Comme chaque fois qu’on quitte une famille avec qui on a passé quelques jours, on a un coup de mou. On est à la fois contents de se retrouver à quatre et tristes de laisser une famille formidable (pas comme celle qui passe tous les jeudis sur TF1), ici les Cavagnis, derrière nous. Heureusement, l’île de Santa Catarina est magnifique et réserve quelques beaux villages, comme Ribeirão da Ilha et des superbes plages, outre la Lagoa do Peri où nous nous arrêtons à midi avant de poursuivre vers le Sud de la petite île qui s’étire sur une centaine de kilomètres.

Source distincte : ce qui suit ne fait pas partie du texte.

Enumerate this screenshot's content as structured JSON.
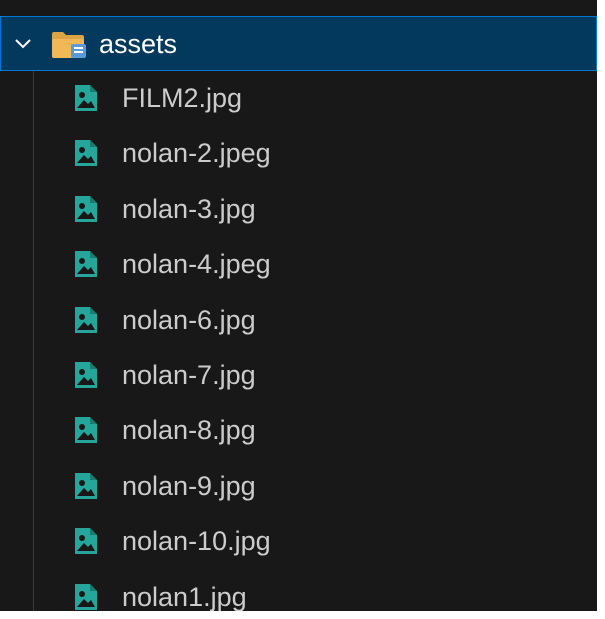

Je n’en suis pas fan, mais ça fait tellement plaisir au kets qu’on s’offre un moment de baignade dans les eaux chaudes de la Praia do Pântano do Sul, fondée par des pêcheurs provenant des Açores, où, tant qu’on y est, nous passons la nuit, rythmée par le déferlement des vagues. C’est tellement beau que nous décidons, sur un coup de tête, de changer de vie et de nous installer définitivement au Brésil afin d’y ouvrir un magasin de produits made in Belgium.
2 avril 2016.
Nous partons assez tôt afin de récupérer la bouteille de gaz et de quitter l’île de Santa Catarina où il fait résolument trop chaud et humide pour nous. Hé oui, les plus avertis d’entre vous avaient bien relevé que c’était hier le 1er avril et si notre retour en Belgique ne fait aucun doute, il faudra vous armer de patience car nous venons d’apprendre que le bateau qui rapatriera le CC au pays a deux semaines de retard. Heureusement qu’on a appris à être flexibles. La route côtière BR101 est en bon état et nous arrivons rapidement à Laguna, petite ville fondée en 1626, et allons directement dans l’estuaire du Rio Tubarão (GPS : -28,4958, -48,7606) pour admirer un fascinant spectacle. Des pêcheurs équipés d’un simple filet attendent patiemment les pieds dans l’eau que des dauphins « Botos da Tainha », des Tursiops Truncatus pour être précis, rabattent les poissons dans leur direction, pour balancer leur filet au moment le plus opportun. Bien entendu, le butin est partagé, il faut bien remercier avec quelques prises ces mammifères de près de quatre mètres de long et pesant jusqu’à cinq cent kilogrammes. Je termine cette bonne journée en trinquant avec une bonne petite brésilienne bien fraîche (en présence de mon épouse).
3 avril 2016.
Réveil matinal, les pêcheurs sont déjà à pied d’œuvre, toujours assistés par les inlassables dauphins. La mauvaise surprise du jour, c’est l’invasion de petites fourmis dans le CC. On est bon pour une séance approfondie de vidage, nettoyage et gazage des placards, une partie de notre petit-déj fini à la poubelle, on prend donc la route à jeun, mais on s’arrête dans une belle boulangerie, tout n’est pas perdu. La BR101 traverse de nombreuses villes et zones urbanisées parsemées de shoppings et outlets centers. Nous nous arrêtons au premier magasin qui offre un parking ombragé, non pas pour faire chauffer la carte de crédit mais bien pour boire le café et manger les couques. Et comme en plus il y a des douches chaudes, on repart propre et frais en direction de Torres, petit village en bord de mer que j’ai repéré sur le GPS. En fait de village, c’est carrément une ville bardée d’immeubles, le GPS est souvent trompeur, mais on trouve un coin tranquille près du Parque Estadual da Guarita qui surplombe l’océan avec ses falaises acérées.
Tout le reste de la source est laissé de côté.